İnanıyorum ki bizler ve sonrakiler hiyerarşinin olmadığı, daha adil gelir dağılımının, daha insancıl çalışma şartlarının olduğu işler kuracağız. İşlerimizde beraber çalıştığımız insanların etinden sütünden nasıl daha çok faydalanacağımıza değil nasıl en iyi şartlarda kolektif olarak çalışacağımıza kafa yoracağız. 

İşler o kadar çirkin yürüyor ki, insanlar çalışmaktan tiksiniyor. Halbuki bu kadar ciddi olmak zorunda mıyız? Yaptığımız işlere "Takılıyoruz yaa.." gözüyle baksak ne olur ki? Biraz oyun oynasak, geyiğe vursak, gerektiği kadar çalışıp ne kazandıysak paylaşsak? Açlıktan ölür müyüz ki?

Kafamda deli sorular dostlar :)




30 Haziran 2014 Pazartesi

Ama iyi çalıştık..

Ama ne çalıştık arkadaş.. Çalışmalara doymadık.

Hayır bir yerden sonra çalışmaya da alışıyor insan, çalışmayınca bir tuhaflık boşluk hissediyor. Bir şeyi unutmuş olma hissi vardır ya, bir şey eksiktir ama bulamazsınız, o tarz gıcık bir his oluyor içinizde.

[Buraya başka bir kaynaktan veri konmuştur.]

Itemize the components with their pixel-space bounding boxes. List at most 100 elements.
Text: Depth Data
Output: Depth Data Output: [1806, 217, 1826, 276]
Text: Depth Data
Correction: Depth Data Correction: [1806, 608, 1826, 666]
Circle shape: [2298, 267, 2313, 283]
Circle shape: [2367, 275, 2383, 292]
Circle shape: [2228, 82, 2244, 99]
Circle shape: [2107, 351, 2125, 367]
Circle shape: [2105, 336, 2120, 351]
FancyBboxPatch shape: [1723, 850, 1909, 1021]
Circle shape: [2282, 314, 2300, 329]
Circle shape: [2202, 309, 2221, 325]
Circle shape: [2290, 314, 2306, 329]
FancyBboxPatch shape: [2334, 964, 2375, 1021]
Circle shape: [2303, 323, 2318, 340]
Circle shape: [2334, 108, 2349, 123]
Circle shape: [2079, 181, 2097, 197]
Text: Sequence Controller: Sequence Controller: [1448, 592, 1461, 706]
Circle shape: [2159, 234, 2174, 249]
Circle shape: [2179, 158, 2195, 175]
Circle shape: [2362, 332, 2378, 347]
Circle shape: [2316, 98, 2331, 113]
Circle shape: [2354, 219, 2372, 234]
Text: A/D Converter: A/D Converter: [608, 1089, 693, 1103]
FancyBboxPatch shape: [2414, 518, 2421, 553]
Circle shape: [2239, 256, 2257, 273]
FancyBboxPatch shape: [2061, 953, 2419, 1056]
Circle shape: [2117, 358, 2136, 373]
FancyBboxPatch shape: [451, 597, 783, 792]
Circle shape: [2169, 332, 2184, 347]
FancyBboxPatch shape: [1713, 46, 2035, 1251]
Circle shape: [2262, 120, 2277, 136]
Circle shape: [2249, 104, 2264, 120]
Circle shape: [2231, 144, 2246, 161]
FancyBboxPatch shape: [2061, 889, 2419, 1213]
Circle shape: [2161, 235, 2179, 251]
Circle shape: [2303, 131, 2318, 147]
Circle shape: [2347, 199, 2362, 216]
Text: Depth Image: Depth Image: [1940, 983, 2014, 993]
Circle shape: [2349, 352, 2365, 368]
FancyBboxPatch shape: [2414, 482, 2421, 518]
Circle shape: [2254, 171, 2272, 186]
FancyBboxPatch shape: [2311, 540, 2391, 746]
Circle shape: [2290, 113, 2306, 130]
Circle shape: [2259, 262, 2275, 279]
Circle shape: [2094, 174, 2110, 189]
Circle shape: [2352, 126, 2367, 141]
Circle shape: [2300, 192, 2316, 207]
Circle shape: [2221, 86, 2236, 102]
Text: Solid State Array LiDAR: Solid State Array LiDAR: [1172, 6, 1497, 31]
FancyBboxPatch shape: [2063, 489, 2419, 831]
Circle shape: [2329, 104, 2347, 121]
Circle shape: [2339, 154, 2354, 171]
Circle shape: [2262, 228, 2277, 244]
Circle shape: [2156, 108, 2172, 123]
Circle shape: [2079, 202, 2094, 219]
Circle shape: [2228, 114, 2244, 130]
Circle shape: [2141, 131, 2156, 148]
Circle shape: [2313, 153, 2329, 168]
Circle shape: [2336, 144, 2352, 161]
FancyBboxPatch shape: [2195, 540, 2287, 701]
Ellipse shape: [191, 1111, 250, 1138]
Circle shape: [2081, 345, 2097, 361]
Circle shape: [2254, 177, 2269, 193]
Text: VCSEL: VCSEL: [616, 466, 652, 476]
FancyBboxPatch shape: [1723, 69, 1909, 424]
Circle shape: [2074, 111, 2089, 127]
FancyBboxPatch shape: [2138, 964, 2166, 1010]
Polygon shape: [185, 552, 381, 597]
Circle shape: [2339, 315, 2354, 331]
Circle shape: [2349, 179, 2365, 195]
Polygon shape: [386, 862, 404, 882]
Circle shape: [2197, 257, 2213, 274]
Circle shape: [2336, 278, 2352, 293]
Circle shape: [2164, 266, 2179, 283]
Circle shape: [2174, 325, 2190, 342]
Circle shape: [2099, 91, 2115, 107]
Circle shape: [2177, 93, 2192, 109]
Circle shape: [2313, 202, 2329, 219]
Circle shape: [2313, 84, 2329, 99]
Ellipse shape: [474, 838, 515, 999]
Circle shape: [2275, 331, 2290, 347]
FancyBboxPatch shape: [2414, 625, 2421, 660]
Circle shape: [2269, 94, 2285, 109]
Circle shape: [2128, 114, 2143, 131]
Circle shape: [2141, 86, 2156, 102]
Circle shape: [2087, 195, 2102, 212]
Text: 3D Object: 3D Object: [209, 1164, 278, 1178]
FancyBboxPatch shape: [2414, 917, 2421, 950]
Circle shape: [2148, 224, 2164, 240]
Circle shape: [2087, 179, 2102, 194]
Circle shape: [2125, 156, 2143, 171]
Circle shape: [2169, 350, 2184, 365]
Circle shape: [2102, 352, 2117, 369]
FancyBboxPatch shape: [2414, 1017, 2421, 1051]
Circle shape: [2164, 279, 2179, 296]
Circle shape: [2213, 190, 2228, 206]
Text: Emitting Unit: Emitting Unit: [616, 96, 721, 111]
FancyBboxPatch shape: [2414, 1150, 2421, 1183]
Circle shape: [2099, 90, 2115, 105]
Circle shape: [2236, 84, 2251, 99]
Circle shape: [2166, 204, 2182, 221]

Yalnız o değil de iyi çalıştık. Bir düşündüm de daha el kadarken bile LGS vardı şaka gibi. Liselere giriş sınavı oh yeah! Sonra ÖSS vardı, dershaneler özel dersler onlara da bir güzel yardırdık. Sonra üniversiteye başladık hemen, liseden sonra birkaç sene boş boş gezmek gibi bir vizyonumuz olmadı hiç, olsa da konusu açıldığı anda yüreğine inecek akrabalar falan vardı. Üniversiteye girdik daha da çok çalıştık bu sefer. Hatta öyle bir çalıştık ki "ÖSS'de böyle çalışsam ilk 500'e girerdim." geyikleri yaptık. Okumayana ekmek yok, işleyen demir ışıldar falan derken yazları da yaz okulu staj ne varsa çalışma adına yaptık. Son yıl bir yandan da iş bulmak için çalışmaya başladık, bazılarımız part time falan çalıştık mezun olduğumda tecrübem olsun diye. Saçmalık.. Neyse üniversitede yeterince çalıştıktan sonra işe girdik yine bir güzel gece gündüz hafta sonu demeden yine çalıştık.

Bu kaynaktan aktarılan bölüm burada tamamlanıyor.